Kepala Biro Penerangan Masyarakat Divisi Humas Polri Trunoyudo Wisnu Andiko mengatakan pengamanan akan disusun hingga ke tingkat kepolisian daerah dan kepolisian resor guna memastikan situasi tetap aman selama perhelatan berlangsung.
"Polri berkewajiban untuk melakukan pengamanan-pengamanan dalam antusias warga karena ini nanti akan kami jadikan suatu referensi dalam perencanaan pengamanan," kata Truno dalam konferensi pers di Gedung TVRI, Jakarta, Kamis.
Pengamanan Nobar Diperketat
Polri akan mengintensifkan pengamanan di sejumlah titik yang berpotensi menjadi pusat keramaian saat kegiatan nonton bersama atau nobar, baik yang bersifat komersial maupun nonkomersial.
Kepolisian juga akan bersinergi dengan TVRI sebagai lembaga penyiaran resmi Piala Dunia FIFA 2026 untuk menyusun pola pengamanan hingga ke daerah.
"Kami mengimbau, ini karena aspeknya adalah hiburan, kami yakin ini menjadi bagian untuk kita bersama-sama menjaga kegembiraan," ucap dia.
Polri menilai pengamanan diperlukan karena ajang sepak bola terbesar dunia itu diperkirakan menciptakan fenomena sosial dan ekonomi di tengah masyarakat.
Polri memastikan kehadiran negara untuk memberikan rasa aman kepada masyarakat selama berlangsungnya turnamen tersebut.

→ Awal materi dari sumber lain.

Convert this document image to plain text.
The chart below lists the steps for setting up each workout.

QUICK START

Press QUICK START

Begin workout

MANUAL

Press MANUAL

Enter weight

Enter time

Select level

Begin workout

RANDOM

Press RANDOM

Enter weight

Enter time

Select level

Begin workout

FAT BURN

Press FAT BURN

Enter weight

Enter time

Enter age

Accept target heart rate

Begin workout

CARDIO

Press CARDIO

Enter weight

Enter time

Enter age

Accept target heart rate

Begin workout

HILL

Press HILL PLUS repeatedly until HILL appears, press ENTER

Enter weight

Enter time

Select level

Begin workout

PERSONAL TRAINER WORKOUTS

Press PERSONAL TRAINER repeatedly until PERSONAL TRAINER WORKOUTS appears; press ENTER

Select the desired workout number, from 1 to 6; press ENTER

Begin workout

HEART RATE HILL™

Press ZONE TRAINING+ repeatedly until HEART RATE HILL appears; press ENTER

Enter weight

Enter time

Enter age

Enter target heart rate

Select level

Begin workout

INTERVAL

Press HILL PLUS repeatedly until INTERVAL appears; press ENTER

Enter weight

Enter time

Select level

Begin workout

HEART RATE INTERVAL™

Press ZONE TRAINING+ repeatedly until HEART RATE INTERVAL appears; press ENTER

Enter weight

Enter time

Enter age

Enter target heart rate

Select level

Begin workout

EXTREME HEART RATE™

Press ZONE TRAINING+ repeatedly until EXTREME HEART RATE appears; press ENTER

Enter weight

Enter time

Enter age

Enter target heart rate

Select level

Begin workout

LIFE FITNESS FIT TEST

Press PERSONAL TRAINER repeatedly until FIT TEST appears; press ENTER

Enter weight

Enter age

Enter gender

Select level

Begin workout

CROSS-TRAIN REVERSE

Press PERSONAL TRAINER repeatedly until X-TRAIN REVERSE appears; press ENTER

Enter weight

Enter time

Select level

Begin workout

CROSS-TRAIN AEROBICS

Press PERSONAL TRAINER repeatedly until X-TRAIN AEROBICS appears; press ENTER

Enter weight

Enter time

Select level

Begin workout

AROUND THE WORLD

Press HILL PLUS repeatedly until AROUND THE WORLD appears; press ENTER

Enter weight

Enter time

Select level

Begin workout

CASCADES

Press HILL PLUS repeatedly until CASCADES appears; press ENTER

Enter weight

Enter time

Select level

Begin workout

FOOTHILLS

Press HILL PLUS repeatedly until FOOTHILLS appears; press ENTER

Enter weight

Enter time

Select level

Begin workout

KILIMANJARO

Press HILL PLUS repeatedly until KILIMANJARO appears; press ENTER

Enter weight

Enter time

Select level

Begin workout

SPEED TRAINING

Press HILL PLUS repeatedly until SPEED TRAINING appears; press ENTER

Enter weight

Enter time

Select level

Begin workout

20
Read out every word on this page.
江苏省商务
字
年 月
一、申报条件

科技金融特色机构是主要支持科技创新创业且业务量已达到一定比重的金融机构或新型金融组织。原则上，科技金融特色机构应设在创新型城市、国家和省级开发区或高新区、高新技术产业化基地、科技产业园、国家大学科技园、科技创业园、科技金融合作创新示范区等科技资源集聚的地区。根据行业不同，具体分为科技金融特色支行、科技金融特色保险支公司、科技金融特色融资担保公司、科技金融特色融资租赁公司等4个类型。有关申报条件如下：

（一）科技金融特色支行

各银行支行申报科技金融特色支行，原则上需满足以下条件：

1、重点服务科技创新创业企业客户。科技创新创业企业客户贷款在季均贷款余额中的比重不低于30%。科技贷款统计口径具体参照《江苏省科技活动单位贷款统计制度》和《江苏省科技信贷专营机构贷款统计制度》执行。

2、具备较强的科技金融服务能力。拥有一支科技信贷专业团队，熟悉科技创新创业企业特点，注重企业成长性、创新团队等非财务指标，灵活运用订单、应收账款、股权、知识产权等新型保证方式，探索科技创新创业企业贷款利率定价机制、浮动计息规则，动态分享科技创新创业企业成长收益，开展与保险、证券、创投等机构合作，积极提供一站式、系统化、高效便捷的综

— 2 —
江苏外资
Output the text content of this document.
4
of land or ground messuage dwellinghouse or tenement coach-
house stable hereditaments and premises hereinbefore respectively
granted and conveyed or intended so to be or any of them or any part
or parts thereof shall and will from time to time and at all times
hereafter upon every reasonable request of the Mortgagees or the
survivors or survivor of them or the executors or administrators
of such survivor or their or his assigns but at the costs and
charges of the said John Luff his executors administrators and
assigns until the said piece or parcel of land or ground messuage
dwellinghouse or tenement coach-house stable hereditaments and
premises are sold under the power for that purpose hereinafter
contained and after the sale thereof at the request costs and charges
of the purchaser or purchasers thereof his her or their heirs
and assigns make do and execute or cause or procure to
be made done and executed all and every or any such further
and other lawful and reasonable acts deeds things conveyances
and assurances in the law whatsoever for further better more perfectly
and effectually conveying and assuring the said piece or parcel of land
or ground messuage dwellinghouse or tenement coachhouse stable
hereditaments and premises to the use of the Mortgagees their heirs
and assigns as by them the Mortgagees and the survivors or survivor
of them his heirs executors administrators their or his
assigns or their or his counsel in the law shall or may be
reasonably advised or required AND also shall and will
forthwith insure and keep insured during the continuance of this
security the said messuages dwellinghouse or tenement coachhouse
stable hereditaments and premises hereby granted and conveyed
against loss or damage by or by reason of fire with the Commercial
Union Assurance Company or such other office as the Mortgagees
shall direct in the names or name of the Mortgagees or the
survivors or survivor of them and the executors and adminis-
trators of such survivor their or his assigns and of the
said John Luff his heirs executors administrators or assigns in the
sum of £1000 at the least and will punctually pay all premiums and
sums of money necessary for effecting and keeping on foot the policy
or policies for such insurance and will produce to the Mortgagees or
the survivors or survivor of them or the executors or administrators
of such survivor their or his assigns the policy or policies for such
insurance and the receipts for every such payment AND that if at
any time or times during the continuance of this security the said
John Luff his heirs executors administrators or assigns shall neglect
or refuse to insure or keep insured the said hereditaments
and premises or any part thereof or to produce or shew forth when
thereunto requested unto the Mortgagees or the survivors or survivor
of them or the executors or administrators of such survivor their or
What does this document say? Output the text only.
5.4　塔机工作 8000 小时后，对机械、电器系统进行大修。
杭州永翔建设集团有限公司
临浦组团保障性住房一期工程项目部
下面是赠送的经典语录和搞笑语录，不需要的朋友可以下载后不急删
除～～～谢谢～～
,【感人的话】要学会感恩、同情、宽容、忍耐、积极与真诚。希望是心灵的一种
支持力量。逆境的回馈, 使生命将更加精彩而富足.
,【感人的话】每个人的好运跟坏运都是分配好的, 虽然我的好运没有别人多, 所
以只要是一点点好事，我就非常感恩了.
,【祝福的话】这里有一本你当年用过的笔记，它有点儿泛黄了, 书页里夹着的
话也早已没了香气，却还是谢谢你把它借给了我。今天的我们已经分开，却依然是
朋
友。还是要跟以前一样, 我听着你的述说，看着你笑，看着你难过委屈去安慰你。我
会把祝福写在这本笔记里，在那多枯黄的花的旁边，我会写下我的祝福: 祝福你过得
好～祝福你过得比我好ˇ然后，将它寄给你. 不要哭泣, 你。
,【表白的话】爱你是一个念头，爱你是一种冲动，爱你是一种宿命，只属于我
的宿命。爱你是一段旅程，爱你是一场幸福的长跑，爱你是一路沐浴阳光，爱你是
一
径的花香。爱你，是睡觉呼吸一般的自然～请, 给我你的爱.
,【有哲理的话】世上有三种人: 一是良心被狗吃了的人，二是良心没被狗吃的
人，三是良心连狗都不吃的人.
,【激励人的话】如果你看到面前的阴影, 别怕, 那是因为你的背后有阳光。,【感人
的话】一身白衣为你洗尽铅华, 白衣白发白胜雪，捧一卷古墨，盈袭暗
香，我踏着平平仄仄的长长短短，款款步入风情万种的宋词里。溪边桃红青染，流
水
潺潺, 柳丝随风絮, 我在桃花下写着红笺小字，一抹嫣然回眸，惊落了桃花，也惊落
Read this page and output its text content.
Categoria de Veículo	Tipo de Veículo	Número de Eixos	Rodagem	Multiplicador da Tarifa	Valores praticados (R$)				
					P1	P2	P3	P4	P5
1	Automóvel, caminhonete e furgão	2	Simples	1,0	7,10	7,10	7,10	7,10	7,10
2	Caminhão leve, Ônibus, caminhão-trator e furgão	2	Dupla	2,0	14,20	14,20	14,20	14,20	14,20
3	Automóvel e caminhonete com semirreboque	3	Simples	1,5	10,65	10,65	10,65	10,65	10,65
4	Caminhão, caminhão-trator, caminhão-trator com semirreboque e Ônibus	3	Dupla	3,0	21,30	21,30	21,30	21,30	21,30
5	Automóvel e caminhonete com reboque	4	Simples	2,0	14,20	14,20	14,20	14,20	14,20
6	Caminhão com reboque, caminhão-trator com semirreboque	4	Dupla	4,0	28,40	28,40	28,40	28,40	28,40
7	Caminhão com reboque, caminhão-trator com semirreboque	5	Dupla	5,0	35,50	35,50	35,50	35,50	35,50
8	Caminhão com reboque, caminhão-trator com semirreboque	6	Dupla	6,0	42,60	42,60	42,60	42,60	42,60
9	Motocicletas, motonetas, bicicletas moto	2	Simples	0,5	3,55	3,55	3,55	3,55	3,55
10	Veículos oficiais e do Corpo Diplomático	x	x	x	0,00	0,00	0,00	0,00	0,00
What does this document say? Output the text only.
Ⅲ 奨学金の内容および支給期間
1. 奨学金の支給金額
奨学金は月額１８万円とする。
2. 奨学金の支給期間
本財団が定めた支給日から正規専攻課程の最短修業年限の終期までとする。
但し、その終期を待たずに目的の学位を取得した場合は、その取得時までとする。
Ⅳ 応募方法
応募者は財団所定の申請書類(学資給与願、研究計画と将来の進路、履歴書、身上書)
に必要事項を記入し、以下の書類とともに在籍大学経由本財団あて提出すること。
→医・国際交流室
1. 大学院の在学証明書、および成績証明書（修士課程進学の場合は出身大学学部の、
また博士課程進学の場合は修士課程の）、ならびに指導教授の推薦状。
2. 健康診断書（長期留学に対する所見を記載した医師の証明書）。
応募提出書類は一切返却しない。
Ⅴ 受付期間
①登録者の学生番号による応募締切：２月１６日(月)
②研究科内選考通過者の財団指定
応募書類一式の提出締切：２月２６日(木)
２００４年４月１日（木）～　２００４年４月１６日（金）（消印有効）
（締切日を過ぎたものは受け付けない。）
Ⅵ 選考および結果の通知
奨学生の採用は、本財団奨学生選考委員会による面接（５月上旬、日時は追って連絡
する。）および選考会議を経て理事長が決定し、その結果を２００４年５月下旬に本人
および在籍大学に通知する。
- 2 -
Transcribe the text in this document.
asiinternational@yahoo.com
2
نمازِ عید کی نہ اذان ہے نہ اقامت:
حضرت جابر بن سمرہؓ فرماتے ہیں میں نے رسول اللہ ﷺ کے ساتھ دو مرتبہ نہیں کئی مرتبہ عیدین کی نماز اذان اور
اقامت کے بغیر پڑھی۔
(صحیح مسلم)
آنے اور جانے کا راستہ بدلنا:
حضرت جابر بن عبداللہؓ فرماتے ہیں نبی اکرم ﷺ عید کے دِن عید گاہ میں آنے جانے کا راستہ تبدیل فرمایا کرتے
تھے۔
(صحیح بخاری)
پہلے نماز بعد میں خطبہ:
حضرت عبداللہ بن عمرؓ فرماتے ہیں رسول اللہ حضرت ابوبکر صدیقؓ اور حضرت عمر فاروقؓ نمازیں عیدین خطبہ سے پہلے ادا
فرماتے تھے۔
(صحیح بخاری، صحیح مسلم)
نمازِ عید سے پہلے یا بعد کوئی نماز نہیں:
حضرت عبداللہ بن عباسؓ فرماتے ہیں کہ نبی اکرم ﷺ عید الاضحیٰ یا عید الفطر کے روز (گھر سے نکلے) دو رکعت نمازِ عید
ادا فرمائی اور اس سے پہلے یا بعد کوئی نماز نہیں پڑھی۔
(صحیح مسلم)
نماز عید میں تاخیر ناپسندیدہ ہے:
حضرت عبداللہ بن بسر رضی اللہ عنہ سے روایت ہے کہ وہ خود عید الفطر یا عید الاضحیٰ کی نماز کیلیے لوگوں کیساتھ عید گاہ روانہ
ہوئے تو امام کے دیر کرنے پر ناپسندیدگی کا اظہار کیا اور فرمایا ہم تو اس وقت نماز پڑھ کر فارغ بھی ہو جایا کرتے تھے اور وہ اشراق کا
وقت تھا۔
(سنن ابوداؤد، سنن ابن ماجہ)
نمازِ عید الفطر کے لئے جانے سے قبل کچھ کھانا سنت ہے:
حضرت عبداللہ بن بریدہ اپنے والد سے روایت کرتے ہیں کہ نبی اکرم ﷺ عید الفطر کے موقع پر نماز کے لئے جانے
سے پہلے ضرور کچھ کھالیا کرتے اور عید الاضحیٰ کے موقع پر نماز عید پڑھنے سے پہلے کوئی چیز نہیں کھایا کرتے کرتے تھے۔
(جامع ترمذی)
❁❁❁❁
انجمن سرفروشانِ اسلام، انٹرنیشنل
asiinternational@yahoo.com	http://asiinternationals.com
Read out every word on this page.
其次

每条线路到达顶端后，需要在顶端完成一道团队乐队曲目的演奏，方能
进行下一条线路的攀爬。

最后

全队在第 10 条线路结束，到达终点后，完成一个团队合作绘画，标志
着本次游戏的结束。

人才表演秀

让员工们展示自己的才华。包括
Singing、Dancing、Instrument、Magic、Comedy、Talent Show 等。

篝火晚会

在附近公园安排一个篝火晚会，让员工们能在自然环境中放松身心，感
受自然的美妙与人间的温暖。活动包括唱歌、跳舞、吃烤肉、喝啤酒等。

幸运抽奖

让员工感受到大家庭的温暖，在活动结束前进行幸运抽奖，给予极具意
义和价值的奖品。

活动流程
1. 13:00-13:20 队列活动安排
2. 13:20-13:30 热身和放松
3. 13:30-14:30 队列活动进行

Warga Diingatkan Waspadai Penipuan dan Judi Bola
Trunoyudo juga mengingatkan masyarakat agar menikmati pesta sepak bola empat tahunan itu dengan tetap menjaga ketertiban dan keamanan bersama.
"Ini perlu kesadaran kita bersama bagi seluruhnya elemen, baik itu penyelenggara (nobar) yang sudah mendaftar ke TVRI, kemudian juga dari tokoh-tokoh masyarakat, bahkan tokoh-tokoh yang juga bisa menjadi influencer (pemengaruh) di dunia sport (olahraga), khususnya sepak bola," ujarnya.
Selain pengamanan keramaian, Polri mengimbau masyarakat berhati-hati terhadap modus penipuan dalam pembelian tiket nobar.
Warga yang menjadi korban penipuan diminta segera melapor kepada pihak kepolisian agar dapat segera ditindaklanjuti.
Polri juga mengantisipasi potensi praktik judi bola selama penyelenggaraan Piala Dunia FIFA 2026 berlangsung.
Sebagai lembaga penyiaran resmi di Indonesia, TVRI merencanakan sebanyak 34 stasiun daerah menggelar kegiatan nobar terbuka untuk publik di berbagai wilayah.